Извозчик не знал другого адреса и повез своих пассажиров в гостиницу «Савелово», у Бутырской заставы. Это были отличные номера для приезжающих, с подачей самоваров, но без права распития спиртных напитков. Кроме того, на стенках висели следующие плакаты: «Просют матерно не вырожатся», «Просют семенков не щелкать», а также программа-«вероятно, кабаре»-подумал миллиардер– «Амсамбль русская песень», которая исполнялась внизу, в пивной, под самыми номерами. В программе были обозначены удивительные вещи: «Тов. Селиванов-бас контап., тов. Худояр-бас централ., тов. Наседкина – колотырная сопрана», но, к его счастью, миллиардер плохо понимал русский язык и потому вяло кивнул головой, когда размашистый половой в кудерьках ввел его в номеришко и плюхнул чемоданы на облезлый диван.
Главич покорно присел на краешек табуретки для умывания, а Кэтт-на большой чемодан, который уже втащили и поставили возле кровати.
Но половой не уходил и стоял в дверях.
– За три дня пожалте вперед, у нас правила такая… Потому хозяин работает без кредиту-с!
– Сколько?
– За номер три сорок… Вторую кровать прикажете? Три сорок да рупь сорок – шесть сорок! Электричество отдельно, самоварчик подадим, чай-сахар – ваши!
Миллиардер едва вытащил из кармана червонец, как тот уже исчез из его глаз.
– Смею рекомендовать гражданину иностранцу тишину наших семейных номеров… У нас этого, чтобы с девочками, извиняюсь, даже в природе не существует… А насчет чистоты – сейчас наведем… Извиняюсь… Тут в номере вчера один шаромыжник из Полтавы стоял, ну-с, насорил маленько, дело известное… Без этого, извиняюсь, невозможно… Я сейчас… Дарья! Дарья!.. Где ж ты дрыхнешь, кабыла сивая?.. В шашнадцатый из Парижу приехали… Бежи сюды, черт вшивай!..
Гостиница перевернулась вверх дном. Из четвертого, где с вечера завалились спать два небритых кавказца с сандалиями, вытаскивали всклокоченную кровать. «Ничего, душа моя, – успокаивал Васька-половой, – доспишь на канапе, тут, видишь, гость из Парижа заявился»… «Волоки, волоки, лешай тибя придави!» «Дарья, ставь заразом два самовара! Гость мыться хочут»… Из хозяйского номера волокли комод, и сама хозяйка на ходу оттирала с него капусту. В коридор из номеров высунулись сонные рожи, в смятых бородах торчали хлебные крошки и остатки вчерашней яичницы. Бороды вели между собой самый раздражительный разговор:
– Скажите пожалуйста, какой буржуй прикатил! Отдай, говорит, перину!.. Васька, сукин сын, говорит… Невелика, говорит, птица, и без перины доспишь…

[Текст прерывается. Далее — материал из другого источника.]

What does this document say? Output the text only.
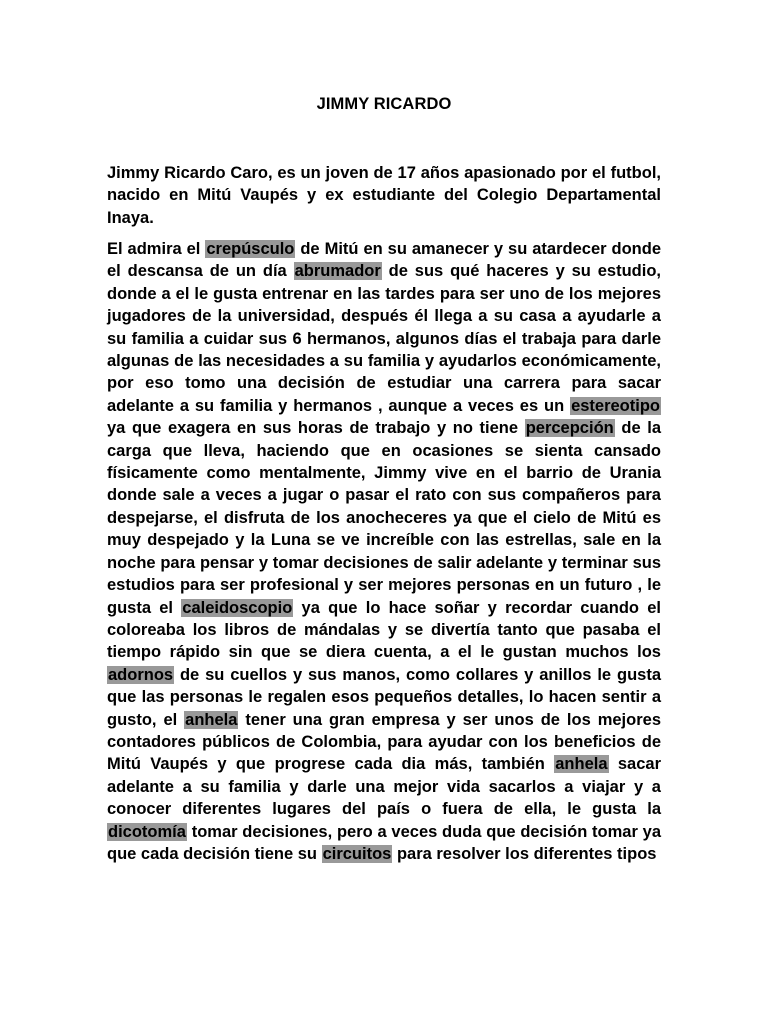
JIMMY RICARDO

Jimmy Ricardo Caro, es un joven de 17 años apasionado por el futbol, nacido en Mitú Vaupés y ex estudiante del Colegio Departamental Inaya.

El admira el crepúsculo de Mitú en su amanecer y su atardecer donde el descansa de un día abrumador de sus qué haceres y su estudio, donde a el le gusta entrenar en las tardes para ser uno de los mejores jugadores de la universidad, después él llega a su casa a ayudarle a su familia a cuidar sus 6 hermanos, algunos días el trabaja para darle algunas de las necesidades a su familia y ayudarlos económicamente, por eso tomo una decisión de estudiar una carrera para sacar adelante a su familia y hermanos , aunque a veces es un estereotipo ya que exagera en sus horas de trabajo y no tiene percepción de la carga que lleva, haciendo que en ocasiones se sienta cansado físicamente como mentalmente, Jimmy vive en el barrio de Urania donde sale a veces a jugar o pasar el rato con sus compañeros para despejarse, el disfruta de los anocheceres ya que el cielo de Mitú es muy despejado y la Luna se ve increíble con las estrellas, sale en la noche para pensar y tomar decisiones de salir adelante y terminar sus estudios para ser profesional y ser mejores personas en un futuro , le gusta el caleidoscopio ya que lo hace soñar y recordar cuando el coloreaba los libros de mándalas y se divertía tanto que pasaba el tiempo rápido sin que se diera cuenta, a el le gustan muchos los adornos de su cuellos y sus manos, como collares y anillos le gusta que las personas le regalen esos pequeños detalles, lo hacen sentir a gusto, el anhela tener una gran empresa y ser unos de los mejores contadores públicos de Colombia, para ayudar con los beneficios de Mitú Vaupés y que progrese cada dia más, también anhela sacar adelante a su familia y darle una mejor vida sacarlos a viajar y a conocer diferentes lugares del país o fuera de ella, le gusta la dicotomía tomar decisiones, pero a veces duda que decisión tomar ya que cada decisión tiene su circuitos para resolver los diferentes tipos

– Я ему говорю… Представьте, этому несознательному Ваське говорю: теперь произошло равноправие полов и национальностей… А потому, говорю: плевать я на твоего буржуя хочу!.. А он, негодяй, и говорит…
– Что же он, негодяй эдакий, говорит?
– А ты, говорит, отчего второй месяц по счету не плотишь?
Спустя полчаса миллиардер сидел в номере, сплошь заставленном вещами, и пил чай с блюдечка. Васька торчал в дверях, с жаром советуя попробовать копченой колбасы.
– Вы не сумлевайтесь, – убедительно говорил он и даже поплевал на нее и обтер рукавом, – колбаска первеющий сорт-с!..
Миллиардер чувствовал себя превосходно. Давно уже он не чувствовал себя таким жизнерадостным. Словно и не было этого утомительного, длившегося целые сутки перелета и сегодня, как вчера в Адлоне, он принял ванну, а не ополоснулся в каком-то мерзком тазу, едва не расквасив голову об угол косопузого трюмо, расставленного для красоты посреди комнаты.
– Ну, милый человек! – воскликнул миллиардер. – А теперь беги за автомобилем.
– Это каким же-с? – опешил Васька, но недаром он был сообразительным малым. Минуту спустя в коридоре, будя остальных постояльцев, еще осмеливающихся дрыхнуть на виду таких невероятных событий, раздался его отчаянный вопль:
– Да-арья! Да-арья, теста калужская… Лети к Страстному за автомобилем! Лети, пропащая твоя душа!..
Глава двадцать первая
В пещере времен неолита
Товарищ Боб кричал в черную дыру:
– Павел Петрович, вы слышите меня? Вы живы?
Он припадал к земле, поворачивал ухо к отверстию. Ответа не было. Из дыры тянуло теплом, прелой, затхлой вонью и еще легким сладковатым запахом серы. Дротов молча снимал с себя пиджак. Потом он развернул вторую лестницу, к концам ее, на случай, если она не достанет до дна, привязал веревку, воткнул лом в землю, загнав его на три четверти, привязал к его концу нехитрое свое сооружение и стал спускаться в дыру.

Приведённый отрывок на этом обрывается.